Depending on the job, safely assessing functional abilities is a more difficult task than performing virtual versions of standard musculoskeletal tests. We are not aware of any research speaking to the validity/reliability/safety of doing functional assessments for RTW virtually. In some cases, such as in the case of more sedentary jobs, you may be able to assess these abilities. But as the tasks get heavier, the logistics and safety of virtual care become more of a concern. If a physiotherapist does not feel the assessment of functional abilities is likely to be accurate or safe, or is simply not logistically feasible, they should advise the referral source and patient of this and opt for an in-person assessment. It is quite possible this will delay RTW, but a physiotherapist simply cannot provide unsafe/ineffective virtual care – in-person or virtually.
There are many studies that look at the validity of telehealth assessments versus in-person assessments. Many of these studies are conducted by the University of Queensland’s Centre for Research in Telerehabilitation. For a primer on some of these studies, please refer to the Alberta Physiotherapy webinar with guest Dr. Trevor Russell from the University of Queensland.

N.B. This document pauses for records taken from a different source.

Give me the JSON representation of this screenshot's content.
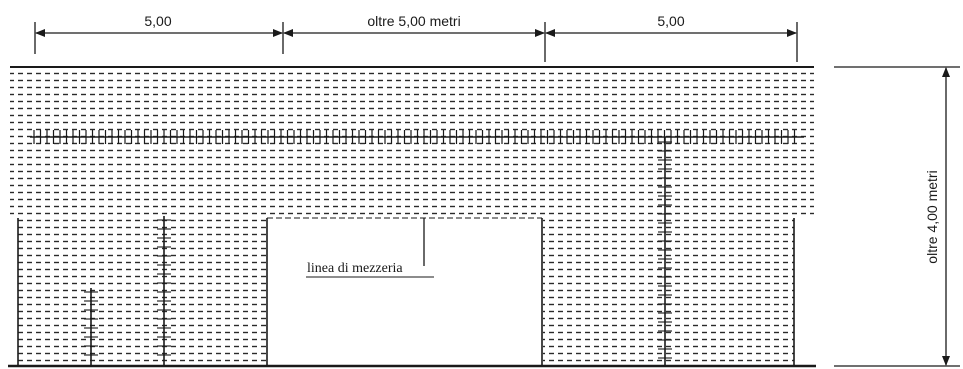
{
  "dimensions": {
    "left_width": "5,00",
    "middle_width": "oltre 5,00 metri",
    "right_width": "5,00",
    "height": "oltre 4,00 metri"
  },
  "labels": {
    "centerline": "linea di mezzeria"
  },
  "colors": {
    "line": "#1a1a1a",
    "hatch": "#2a2a2a",
    "background": "#ffffff"
  }
}
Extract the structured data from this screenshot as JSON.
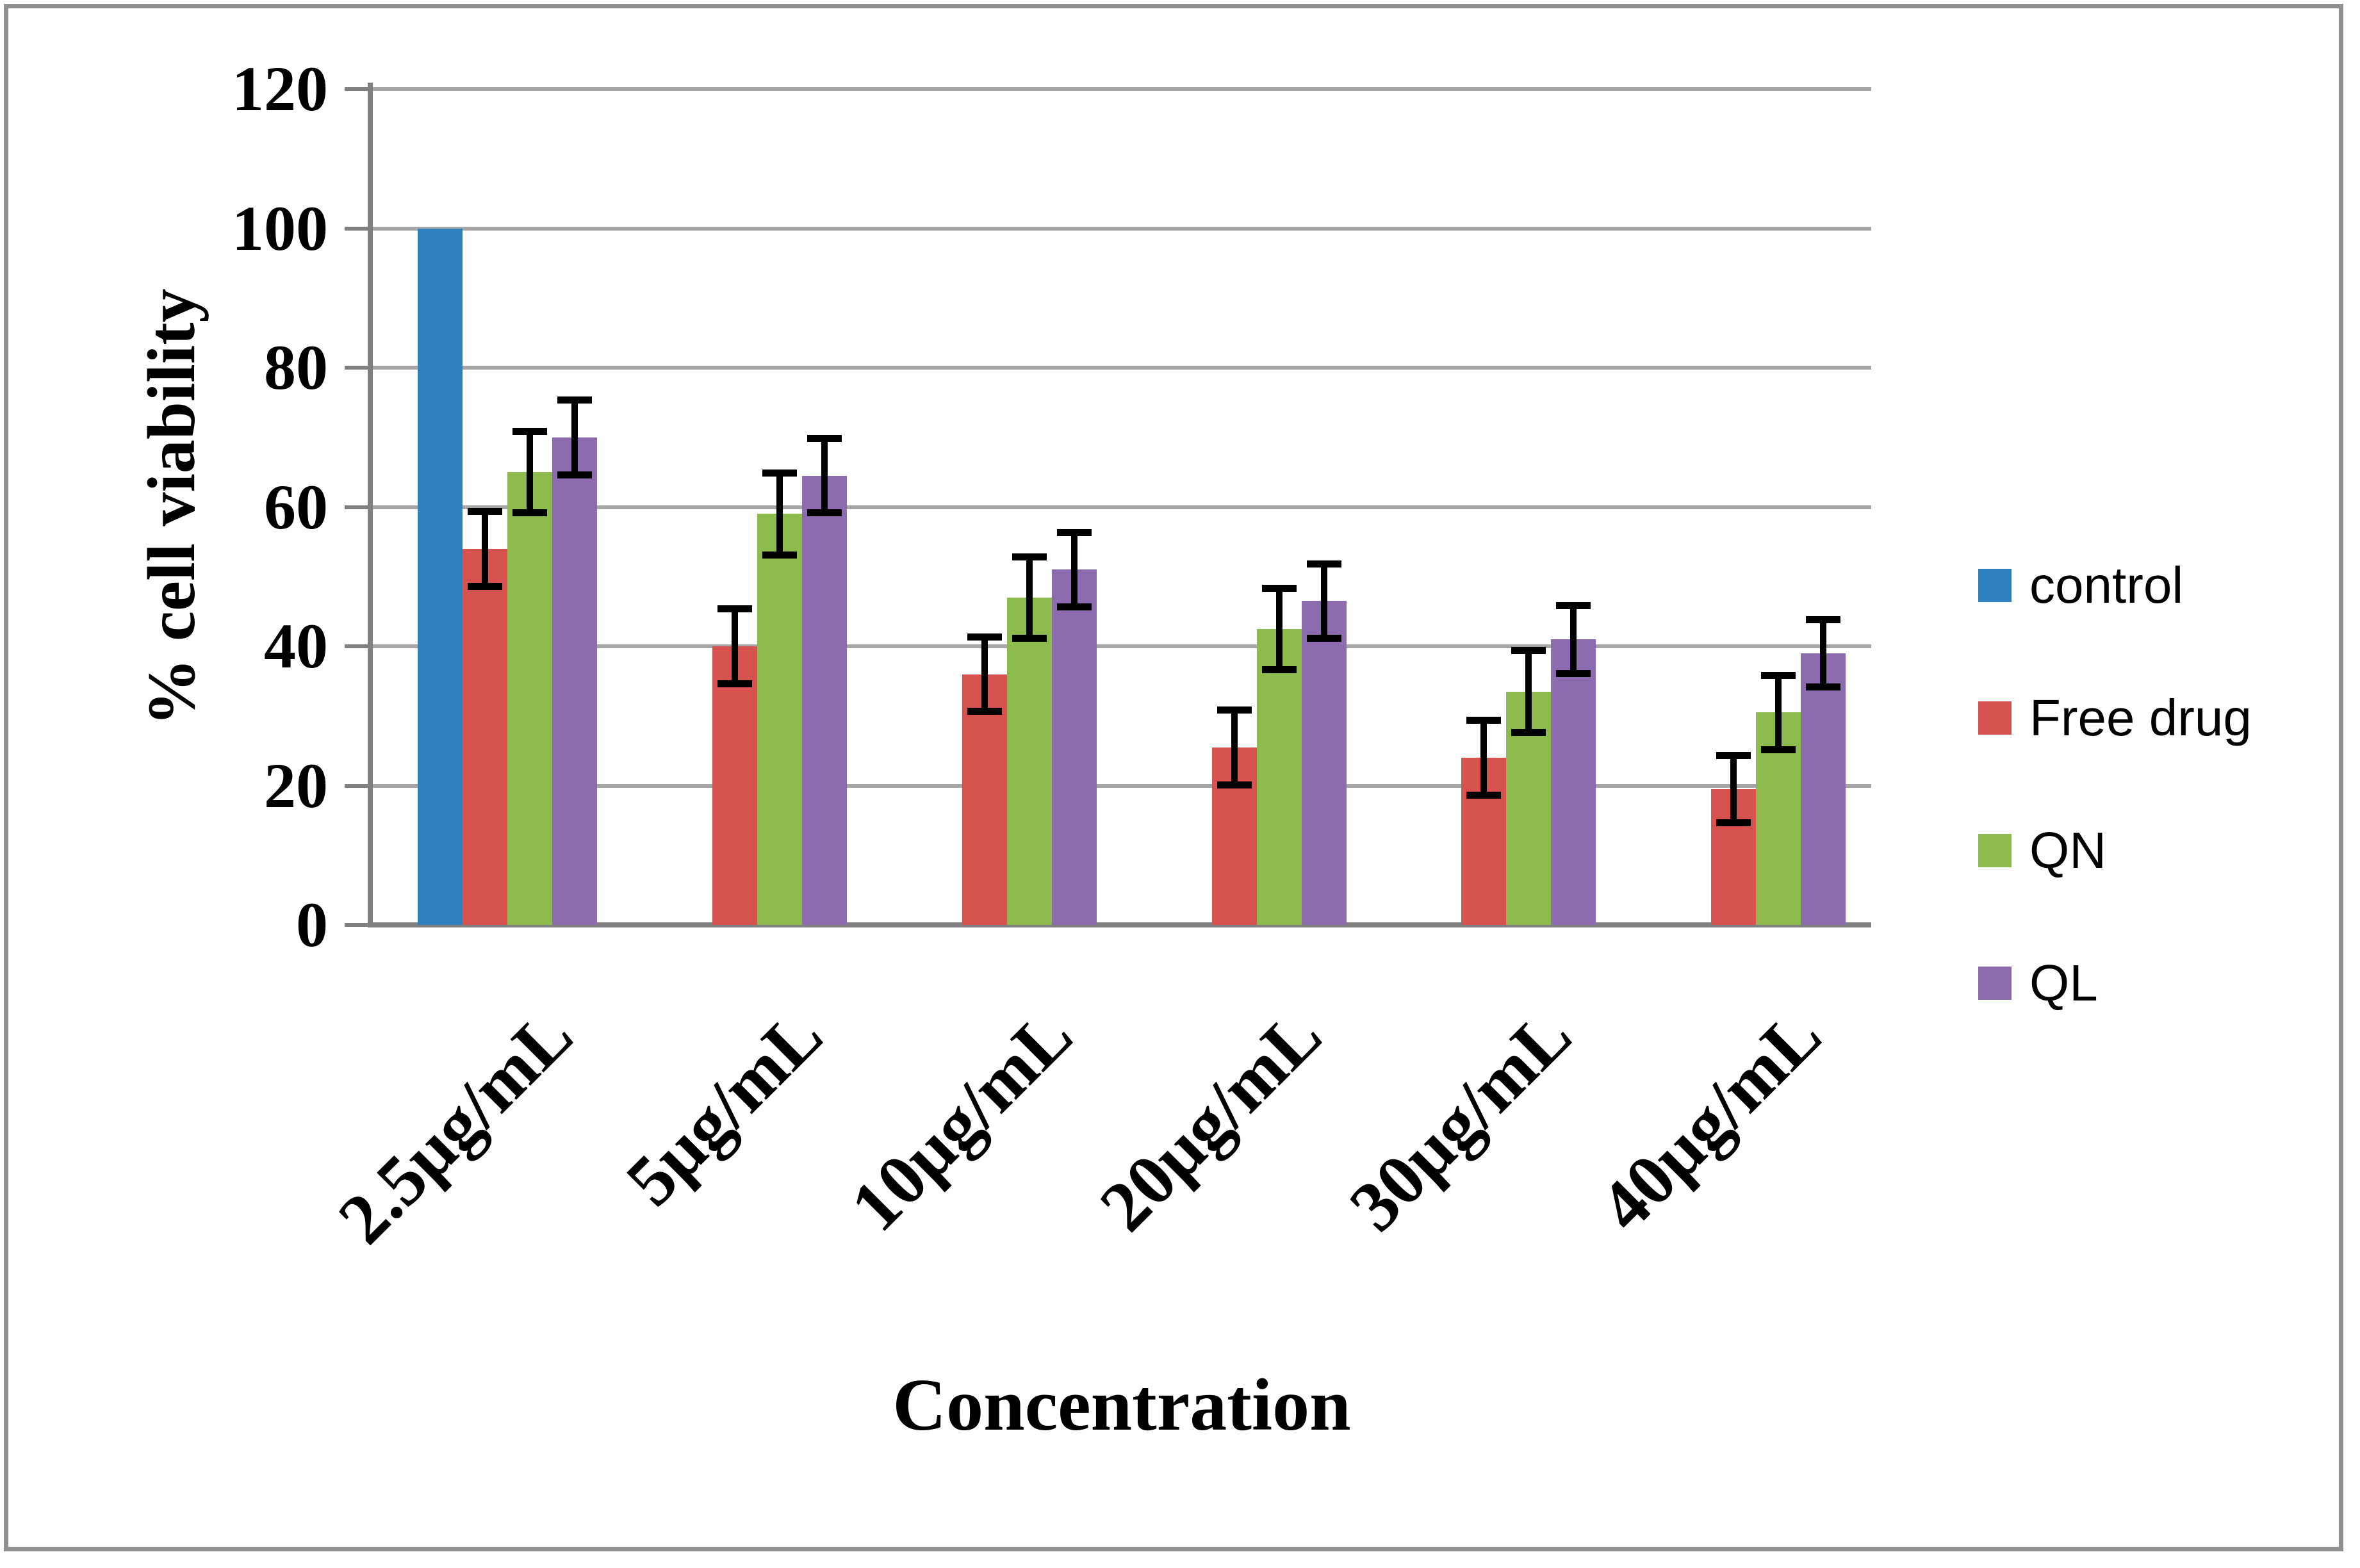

While we can likely expect formal, systematized methods of assessing via virtual care to develop in the near future, to date these have not yet been developed. Your best approach to gain clinical knowledge is to take a course from a physiotherapist/clinician who has experience in the field and has developed their own systems. Possibilities include:
1. Natasha Wilch (Canada)– Clinician’s Course for Telehealth
2. Karrin Finnin (Australia) – How to Set Up a Telehealth Service
Due to COVID-19, there are a great many physiotherapists entering virtual care practice with very little experience. We have encouraged significant caution in the use of recording either images or video as there is enough to be concerned about without adding this layer of complexity. Recording increases the potential for privacy issues, primarily due to the fact that recording now has to be stored and secured. However, if there is a good clinical reason to do so, a recording can be done with an appropriate explanation to the client and express consent for this purpose. Please refer to the consent section in the Virtual Care Toolkit. The physiotherapist and patient should understand and accept the increased risk and associated with recordings.
For example, a patient who would like me to observe his perineum to see if he is contracting his pelvic floor correctly.

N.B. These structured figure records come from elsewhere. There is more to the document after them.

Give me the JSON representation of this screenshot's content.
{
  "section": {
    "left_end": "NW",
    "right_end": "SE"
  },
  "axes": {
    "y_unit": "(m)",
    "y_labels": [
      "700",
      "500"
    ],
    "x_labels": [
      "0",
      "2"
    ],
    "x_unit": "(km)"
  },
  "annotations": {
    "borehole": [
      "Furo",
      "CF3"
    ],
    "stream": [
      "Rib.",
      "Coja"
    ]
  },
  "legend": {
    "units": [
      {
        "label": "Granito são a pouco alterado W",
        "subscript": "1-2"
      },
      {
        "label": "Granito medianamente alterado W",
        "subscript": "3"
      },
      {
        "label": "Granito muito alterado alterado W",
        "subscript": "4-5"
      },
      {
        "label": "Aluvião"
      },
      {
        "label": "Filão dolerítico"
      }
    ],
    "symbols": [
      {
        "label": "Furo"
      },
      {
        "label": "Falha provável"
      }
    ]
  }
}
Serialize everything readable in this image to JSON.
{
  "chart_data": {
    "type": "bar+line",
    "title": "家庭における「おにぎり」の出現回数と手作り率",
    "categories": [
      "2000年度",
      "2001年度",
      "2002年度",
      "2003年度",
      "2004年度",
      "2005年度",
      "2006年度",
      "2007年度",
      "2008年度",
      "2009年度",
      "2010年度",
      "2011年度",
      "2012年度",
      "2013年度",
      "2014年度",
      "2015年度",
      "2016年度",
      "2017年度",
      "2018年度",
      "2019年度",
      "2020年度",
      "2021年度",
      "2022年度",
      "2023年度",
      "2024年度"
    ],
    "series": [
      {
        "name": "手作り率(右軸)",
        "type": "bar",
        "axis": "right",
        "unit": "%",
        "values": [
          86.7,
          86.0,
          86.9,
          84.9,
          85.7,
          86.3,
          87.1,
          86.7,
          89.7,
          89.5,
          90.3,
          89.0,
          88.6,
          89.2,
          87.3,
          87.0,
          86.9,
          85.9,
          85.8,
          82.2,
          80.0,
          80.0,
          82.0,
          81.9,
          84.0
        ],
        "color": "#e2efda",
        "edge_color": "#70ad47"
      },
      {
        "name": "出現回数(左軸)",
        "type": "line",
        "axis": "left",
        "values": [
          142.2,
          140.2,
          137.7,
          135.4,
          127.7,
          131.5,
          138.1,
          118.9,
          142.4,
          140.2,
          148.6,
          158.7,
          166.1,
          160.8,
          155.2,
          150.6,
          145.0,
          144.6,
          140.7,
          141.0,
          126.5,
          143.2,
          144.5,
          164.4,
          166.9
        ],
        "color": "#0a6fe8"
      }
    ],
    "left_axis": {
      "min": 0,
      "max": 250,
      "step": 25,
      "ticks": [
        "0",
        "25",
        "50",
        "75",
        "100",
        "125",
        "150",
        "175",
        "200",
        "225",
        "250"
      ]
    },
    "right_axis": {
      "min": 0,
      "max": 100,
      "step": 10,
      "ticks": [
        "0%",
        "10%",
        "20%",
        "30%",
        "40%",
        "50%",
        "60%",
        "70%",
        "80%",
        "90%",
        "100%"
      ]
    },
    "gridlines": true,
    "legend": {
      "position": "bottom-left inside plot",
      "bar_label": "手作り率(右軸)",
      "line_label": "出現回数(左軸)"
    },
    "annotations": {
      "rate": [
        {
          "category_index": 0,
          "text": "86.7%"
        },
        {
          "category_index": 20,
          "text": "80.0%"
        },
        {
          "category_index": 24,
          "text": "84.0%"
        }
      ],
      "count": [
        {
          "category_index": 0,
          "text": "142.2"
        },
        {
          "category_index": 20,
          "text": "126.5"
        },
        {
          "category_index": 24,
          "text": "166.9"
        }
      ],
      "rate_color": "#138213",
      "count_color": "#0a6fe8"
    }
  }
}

CPTBC has suggested for this scenario, given the high impact of a privacy breach in this context (particularly since the patient’s face is likely also visible at some point in the interaction), and the increased potential for misunderstanding, or where the patient is a minor, that observation of the pelvic floor via telehealth should be avoided. Exceptional circumstances may arise from time to time where this could be contemplated and if the procedure is to be performed, it is suggested to do it in consultation with the College.
Virtual care visits will often take longer than their in-person equivalents and even experienced physiotherapists will build in extra time for these assessment sessions. A common formula is to increase your in-person visit time by approximately 1/3 (for example, a 30-minute in-person assessment, becomes a 40-minute virtual care assessment). However, this will vary by the experience and practice patterns of the physiotherapist.